“Diversity is not disease; the anomalous is not the pathological.”(Georges Canguilhem, 2007, 96)
There are often statements on Chinese SNS like “health is the basis of beauty” and the existence of so-called health standards (including height, weight, psychology), but I think this is too arrogant. The standard of health is fluid. Modern medicine’s delineation of the standard of disease is based on an average standard value. In The normal and the pathological, Georges Canguilhem uses the example of amputation to illustrate the importance of this definition. A person who has lost an arm can hardly be said to be healthy from the point of view of other people, because he differs greatly from them in physical characteristics. However, from the point of view of the living organism itself, although at the beginning the amputated subject is unable to adapt to his surroundings, after a period of adaptation he is able to form an adaptive relationship with his environment, and in this sense the amputated individual is still abnormal, but never pathological.

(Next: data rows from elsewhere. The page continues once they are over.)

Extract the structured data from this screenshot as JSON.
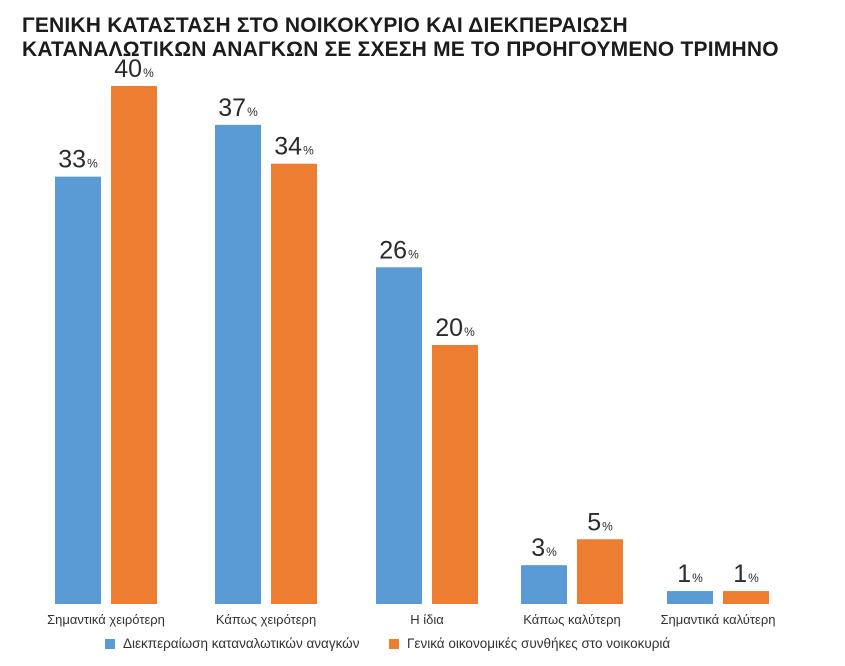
{
  "title_lines": [
    "ΓΕΝΙΚΗ ΚΑΤΑΣΤΑΣΗ ΣΤΟ ΝΟΙΚΟΚΥΡΙΟ ΚΑΙ ΔΙΕΚΠΕΡΑΙΩΣΗ",
    "ΚΑΤΑΝΑΛΩΤΙΚΩΝ ΑΝΑΓΚΩΝ ΣΕ ΣΧΕΣΗ ΜΕ ΤΟ ΠΡΟΗΓΟΥΜΕΝΟ ΤΡΙΜΗΝΟ"
  ],
  "chart_data": {
    "type": "bar",
    "title": "ΓΕΝΙΚΗ ΚΑΤΑΣΤΑΣΗ ΣΤΟ ΝΟΙΚΟΚΥΡΙΟ ΚΑΙ ΔΙΕΚΠΕΡΑΙΩΣΗ ΚΑΤΑΝΑΛΩΤΙΚΩΝ ΑΝΑΓΚΩΝ ΣΕ ΣΧΕΣΗ ΜΕ ΤΟ ΠΡΟΗΓΟΥΜΕΝΟ ΤΡΙΜΗΝΟ",
    "categories": [
      "Σημαντικά χειρότερη",
      "Κάπως χειρότερη",
      "Η ίδια",
      "Κάπως καλύτερη",
      "Σημαντικά καλύτερη"
    ],
    "series": [
      {
        "name": "Διεκπεραίωση καταναλωτικών αναγκών",
        "values": [
          33,
          37,
          26,
          3,
          1
        ],
        "color": "#5b9bd5"
      },
      {
        "name": "Γενικά οικονομικές συνθήκες στο νοικοκυριά",
        "values": [
          40,
          34,
          20,
          5,
          1
        ],
        "color": "#ed7d31"
      }
    ],
    "value_suffix": "%",
    "ylim": [
      0,
      40
    ],
    "grid": false,
    "legend_position": "bottom"
  }
}
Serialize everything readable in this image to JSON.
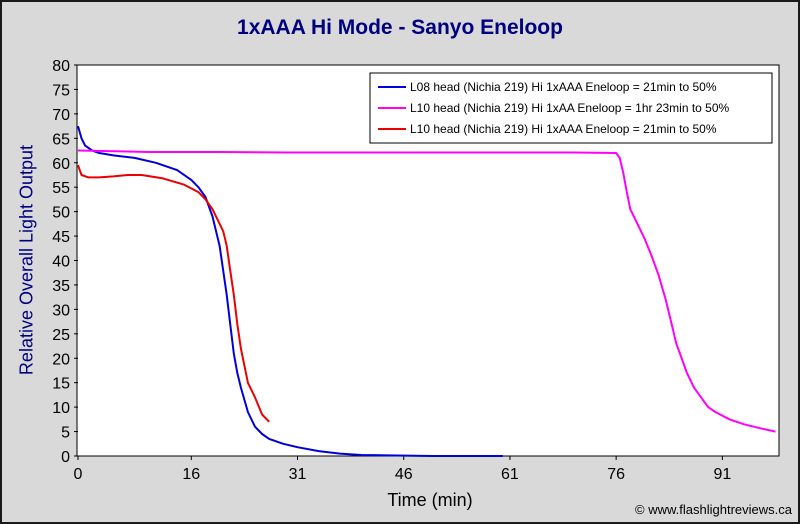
{
  "chart_data": {
    "type": "line",
    "title": "1xAAA Hi Mode - Sanyo Eneloop",
    "xlabel": "Time (min)",
    "ylabel": "Relative Overall Light Output",
    "xlim": [
      0,
      99
    ],
    "ylim": [
      0,
      80
    ],
    "xticks": [
      0,
      16,
      31,
      46,
      61,
      76,
      91
    ],
    "yticks": [
      0,
      5,
      10,
      15,
      20,
      25,
      30,
      35,
      40,
      45,
      50,
      55,
      60,
      65,
      70,
      75,
      80
    ],
    "grid": false,
    "legend_position": "top-right",
    "series": [
      {
        "name": "L08 head (Nichia 219) Hi 1xAAA Eneloop = 21min to 50%",
        "color": "#0000dd",
        "x": [
          0,
          0.5,
          1,
          2,
          3,
          5,
          8,
          11,
          14,
          16,
          17,
          18,
          19,
          20,
          21,
          21.5,
          22,
          22.5,
          23,
          24,
          25,
          26,
          27,
          29,
          31,
          34,
          37,
          40,
          45,
          50,
          60
        ],
        "y": [
          67.5,
          65,
          63.5,
          62.5,
          62,
          61.5,
          61,
          60,
          58.5,
          56.5,
          55,
          53,
          49,
          43,
          33,
          27,
          21,
          17,
          14,
          9,
          6,
          4.5,
          3.5,
          2.5,
          1.8,
          1,
          0.5,
          0.2,
          0.1,
          0,
          0
        ]
      },
      {
        "name": "L10 head (Nichia 219) Hi 1xAA Eneloop = 1hr 23min to 50%",
        "color": "#ff00ff",
        "x": [
          0,
          10,
          20,
          30,
          40,
          50,
          60,
          70,
          76,
          76.5,
          77,
          77.5,
          78,
          79,
          80,
          81,
          82,
          83,
          84,
          84.5,
          85,
          86,
          87,
          88,
          89,
          90,
          92,
          94,
          96,
          98.5
        ],
        "y": [
          62.5,
          62.2,
          62.2,
          62.1,
          62.1,
          62.1,
          62.1,
          62.1,
          62,
          61,
          58,
          54,
          50.5,
          47.5,
          44.5,
          41,
          37,
          32,
          26,
          23,
          21,
          17,
          14,
          12,
          10,
          9,
          7.5,
          6.5,
          5.8,
          5
        ]
      },
      {
        "name": "L10 head (Nichia 219) Hi 1xAAA Eneloop = 21min to 50%",
        "color": "#ee0000",
        "x": [
          0,
          0.5,
          1.5,
          3,
          5,
          7,
          9,
          12,
          15,
          17,
          18,
          19,
          20,
          20.5,
          21,
          21.5,
          22,
          22.5,
          23,
          24,
          25,
          26,
          27
        ],
        "y": [
          59.5,
          57.5,
          57,
          57,
          57.2,
          57.5,
          57.5,
          56.8,
          55.5,
          54,
          52.5,
          50.5,
          47.5,
          46,
          43,
          38,
          33,
          27,
          22,
          15,
          12,
          8.5,
          7
        ]
      }
    ]
  },
  "credit": "© www.flashlightreviews.ca"
}
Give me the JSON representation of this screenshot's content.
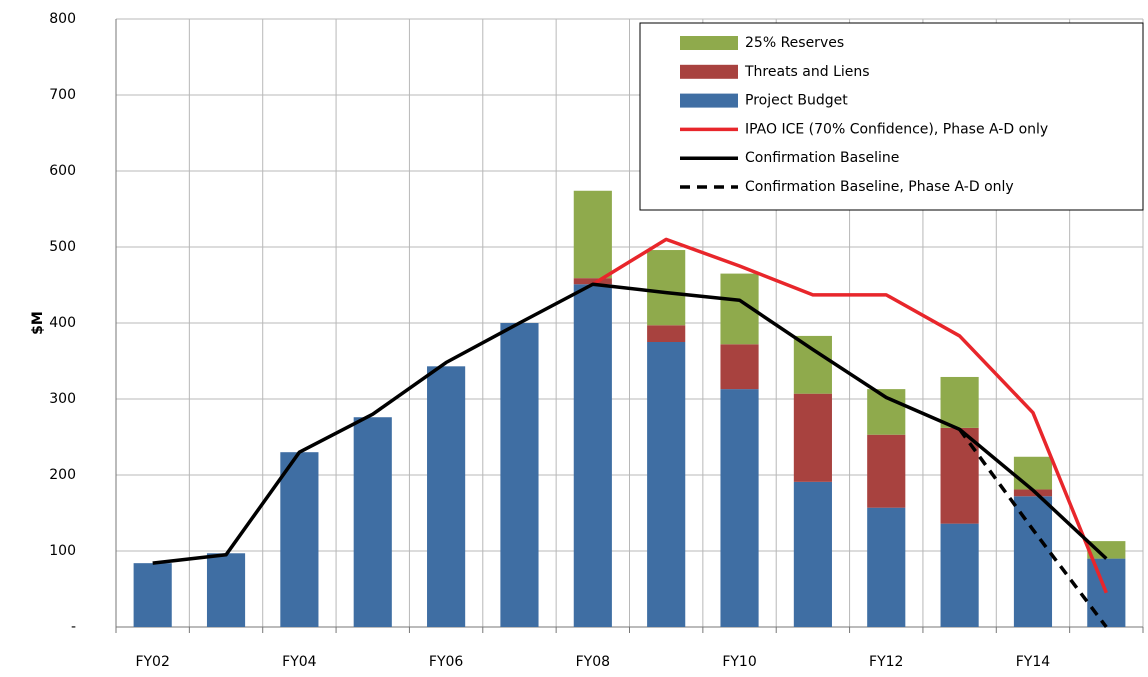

However, the inconvenience of being “unhealthy/abnormal” cannot be denied.
Another Angle
As Michel Foucault mentioned in Madness and Civilization, it is not because we first focused on diseases of the brain and nervous system that we invented the concept of madness; rather, we first established the concept of madness as opposed to reason, constructing madness as an event opposed to reason, and then looking for physiological evidence of madness, i.e., damage to the nervous system and the brain. This approach, precisely, is contrary to the history of modern scientific development. Thus, we can understand that the modern invention of insanity was not motivated by purely medical and physiological purposes, but from the very beginning by political and social purposes, i.e., the exclusion of an impossible scope of governance, which was defined as insanity.
Insanity became an ungovernable subject, as distinguished from those modern subjects who are sane and fit to govern, and ultimately, for these ungovernable subjects, the specific approach was to establish mental hospitals (sanatoriums), thus isolating them so that their presence would not jeopardize the functioning and governance of normal society.
Unlike Canguilhem, Foucault, from the beginning, thinks of pathology on a social and political level, rather than on the level of individual health. Whereas Canguilhem’s pathology is thought of in terms of the relationship between individual lives and their surroundings, Foucault thinks of normality and pathology not in terms of the normality and pathology of the individual organism, but in terms of the normality and pathology of society as a whole and in terms of its structure.